November deadness
Returned to Ireland after more than half a century in New Zealand, he stared out into the damp night air. “I find this time of year difficult, the darkness and the rain. Spring and summer are beautiful, but this . . .” He shrugged. His words recalled a similar conversation with another man, now twenty-five years ago.
I had called at his home before and got no answer. Being afflicted with a guilty conscience, I tried again, though it took three months to do so. Stories of the man’s temper and rough tongue filled me with trepidation about returning. Again, there was no answer. With relief, I turned from the door and headed down a driveway that had once been the track bed of a railway. Reaching the entrance gates, which had once been level crossing gates, I met a car swinging around the corner. The driver wound down his window with vigour. “Who are you?”
“I’m the new Rector”.
“What do you want?”
“Nothing. I was just calling to see how you were”.

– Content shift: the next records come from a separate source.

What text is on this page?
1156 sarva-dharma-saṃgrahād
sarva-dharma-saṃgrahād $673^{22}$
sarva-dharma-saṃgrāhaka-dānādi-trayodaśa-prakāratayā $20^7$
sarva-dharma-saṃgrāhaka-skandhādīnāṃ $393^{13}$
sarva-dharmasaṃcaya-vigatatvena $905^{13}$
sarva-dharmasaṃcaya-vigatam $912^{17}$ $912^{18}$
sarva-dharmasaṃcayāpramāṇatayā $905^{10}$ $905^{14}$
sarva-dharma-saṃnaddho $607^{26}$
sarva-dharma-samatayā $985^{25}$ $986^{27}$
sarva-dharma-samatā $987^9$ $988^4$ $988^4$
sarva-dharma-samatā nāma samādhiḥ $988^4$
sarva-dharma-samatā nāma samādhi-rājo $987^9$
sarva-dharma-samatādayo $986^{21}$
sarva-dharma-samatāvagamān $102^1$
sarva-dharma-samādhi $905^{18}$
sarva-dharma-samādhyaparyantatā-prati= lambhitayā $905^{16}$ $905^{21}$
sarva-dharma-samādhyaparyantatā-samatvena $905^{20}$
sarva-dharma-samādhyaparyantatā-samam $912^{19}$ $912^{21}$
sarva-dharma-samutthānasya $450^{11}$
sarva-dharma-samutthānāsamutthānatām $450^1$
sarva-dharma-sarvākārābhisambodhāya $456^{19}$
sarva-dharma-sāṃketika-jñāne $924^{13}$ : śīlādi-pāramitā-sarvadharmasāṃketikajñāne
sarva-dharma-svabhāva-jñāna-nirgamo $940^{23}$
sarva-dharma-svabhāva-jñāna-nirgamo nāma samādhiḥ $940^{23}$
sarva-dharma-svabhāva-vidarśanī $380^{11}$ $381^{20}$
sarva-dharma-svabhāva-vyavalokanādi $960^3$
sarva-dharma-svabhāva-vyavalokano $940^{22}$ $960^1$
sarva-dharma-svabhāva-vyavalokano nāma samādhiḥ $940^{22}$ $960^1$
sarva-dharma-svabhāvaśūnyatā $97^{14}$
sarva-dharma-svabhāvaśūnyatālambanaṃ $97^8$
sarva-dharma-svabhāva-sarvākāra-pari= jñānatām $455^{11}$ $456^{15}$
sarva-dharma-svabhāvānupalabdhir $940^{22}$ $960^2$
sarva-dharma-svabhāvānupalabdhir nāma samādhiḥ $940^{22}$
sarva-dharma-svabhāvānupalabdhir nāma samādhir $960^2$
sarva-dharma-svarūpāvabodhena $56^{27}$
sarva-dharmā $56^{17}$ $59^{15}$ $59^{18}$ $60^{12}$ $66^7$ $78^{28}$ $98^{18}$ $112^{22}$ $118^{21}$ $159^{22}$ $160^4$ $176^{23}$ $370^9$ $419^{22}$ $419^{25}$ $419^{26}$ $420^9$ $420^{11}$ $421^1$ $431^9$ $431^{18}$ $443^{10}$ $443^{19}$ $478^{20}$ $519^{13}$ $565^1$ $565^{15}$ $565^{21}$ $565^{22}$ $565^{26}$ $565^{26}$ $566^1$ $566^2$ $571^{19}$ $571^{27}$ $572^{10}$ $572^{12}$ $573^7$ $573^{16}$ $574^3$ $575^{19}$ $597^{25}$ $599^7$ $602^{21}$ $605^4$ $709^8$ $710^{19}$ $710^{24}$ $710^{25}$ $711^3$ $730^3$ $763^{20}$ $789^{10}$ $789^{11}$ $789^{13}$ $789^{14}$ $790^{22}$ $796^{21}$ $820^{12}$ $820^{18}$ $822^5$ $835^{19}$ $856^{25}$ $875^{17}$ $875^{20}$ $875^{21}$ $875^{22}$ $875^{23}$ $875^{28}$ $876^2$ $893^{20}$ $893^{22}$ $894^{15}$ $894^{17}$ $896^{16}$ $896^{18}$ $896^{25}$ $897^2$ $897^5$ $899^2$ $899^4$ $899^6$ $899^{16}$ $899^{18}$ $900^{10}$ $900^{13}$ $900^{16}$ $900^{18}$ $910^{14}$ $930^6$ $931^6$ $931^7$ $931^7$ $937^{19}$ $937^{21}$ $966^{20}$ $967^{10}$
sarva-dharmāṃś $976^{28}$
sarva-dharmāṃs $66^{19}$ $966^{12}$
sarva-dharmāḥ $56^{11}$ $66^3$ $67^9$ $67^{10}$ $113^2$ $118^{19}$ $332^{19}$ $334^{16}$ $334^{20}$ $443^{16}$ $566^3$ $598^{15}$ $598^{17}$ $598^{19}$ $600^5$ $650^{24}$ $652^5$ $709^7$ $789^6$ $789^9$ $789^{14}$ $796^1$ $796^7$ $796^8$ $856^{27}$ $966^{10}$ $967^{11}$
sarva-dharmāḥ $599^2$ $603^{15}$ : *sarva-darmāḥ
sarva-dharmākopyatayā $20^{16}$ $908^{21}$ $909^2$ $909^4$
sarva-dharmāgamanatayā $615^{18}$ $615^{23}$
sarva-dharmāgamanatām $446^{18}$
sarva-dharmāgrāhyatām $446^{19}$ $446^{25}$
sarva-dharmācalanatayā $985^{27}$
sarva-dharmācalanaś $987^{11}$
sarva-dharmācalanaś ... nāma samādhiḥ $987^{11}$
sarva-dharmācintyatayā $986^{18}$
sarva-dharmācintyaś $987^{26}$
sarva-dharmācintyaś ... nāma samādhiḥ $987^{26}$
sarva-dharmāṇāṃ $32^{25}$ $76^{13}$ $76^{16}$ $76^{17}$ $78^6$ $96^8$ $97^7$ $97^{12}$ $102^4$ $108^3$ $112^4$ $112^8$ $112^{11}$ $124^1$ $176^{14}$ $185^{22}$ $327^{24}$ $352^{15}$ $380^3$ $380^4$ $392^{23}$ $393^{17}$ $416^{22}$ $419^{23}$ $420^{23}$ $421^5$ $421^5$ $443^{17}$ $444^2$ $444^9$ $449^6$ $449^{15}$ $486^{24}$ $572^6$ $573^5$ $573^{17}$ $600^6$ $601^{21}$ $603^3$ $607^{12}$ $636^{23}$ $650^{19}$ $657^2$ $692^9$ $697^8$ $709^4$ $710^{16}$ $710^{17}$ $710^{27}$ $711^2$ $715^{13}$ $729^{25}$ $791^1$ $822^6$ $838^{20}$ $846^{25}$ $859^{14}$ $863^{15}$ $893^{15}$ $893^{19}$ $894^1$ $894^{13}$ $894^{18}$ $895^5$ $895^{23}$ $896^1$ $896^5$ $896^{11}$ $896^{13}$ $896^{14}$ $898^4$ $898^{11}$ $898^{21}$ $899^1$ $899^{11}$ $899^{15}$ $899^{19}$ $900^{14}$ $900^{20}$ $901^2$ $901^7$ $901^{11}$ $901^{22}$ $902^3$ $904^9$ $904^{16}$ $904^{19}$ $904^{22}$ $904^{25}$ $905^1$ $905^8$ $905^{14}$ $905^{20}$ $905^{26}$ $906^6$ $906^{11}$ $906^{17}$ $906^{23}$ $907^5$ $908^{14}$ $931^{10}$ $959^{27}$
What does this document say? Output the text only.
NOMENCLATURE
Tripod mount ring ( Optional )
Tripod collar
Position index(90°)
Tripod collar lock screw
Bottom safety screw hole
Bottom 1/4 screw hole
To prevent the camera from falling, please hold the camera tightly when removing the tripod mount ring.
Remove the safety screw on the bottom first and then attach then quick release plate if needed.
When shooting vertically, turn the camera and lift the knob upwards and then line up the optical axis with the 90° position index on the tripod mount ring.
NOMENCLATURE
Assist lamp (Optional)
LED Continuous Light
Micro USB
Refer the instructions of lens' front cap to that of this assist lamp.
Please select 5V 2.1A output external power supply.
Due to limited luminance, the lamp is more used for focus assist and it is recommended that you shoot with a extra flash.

“None of your b_____ business”.
“OK”.
“You’d better come in for a drink”.
We went into his very compact home. “Sit down there!”, he barked.
I sat while he raged about life and the world in general. “You’ll have to drink this. It’s all I have”. He handed me a glass of blackberry wine.
“I make this myself, 350 gallons a year”.
I must have misheard. “Sorry”, I said, “how much?”
“350 gallons. Do you not listen when people talk to you? Of course, I give some of it away”.
Doing quick mental arithmetic; he could give away seven-eighths of it and still have enough left over to drink a pint of it almost every day. I wondered if he was ever safe to drive. I did not venture further questions. The occasional nod and “Yes” was sufficient to accompany him in his discourse on the stupidity of everyone with whom he had ever had dealings, which at least diverted attention from my glass.
Suddenly, he stopped. “I hate this time of year”.
“Didn’t they used to call it the month of the dead?”
“Did they? If they did, they were right.”
It was the first Monday in November. He pondered some thought deep in his mind.
It seemed an opportune moment to make my excuses and leave before the maudlin mood brought on one of the tempers for which he was notorious.
“Will you not have another glass of wine?”
“Thank you”, I said, “but I must go”.
The parting included a tour of his workshop, an old engine shed twice the size of his home. There were many more memories recalled as he wandered around, at times touching machinery as if making some physical contact with the past.
Finally, I headed back down the drive; relieved at having escaped without a mauling and without having to drink more of the potent purple liquid.
It was grey. The sky was grey; the landscape was grey; even the light seemed without life on that November afternoon. The month of the dead, it wouldn’t have been hard to see how the idea arose.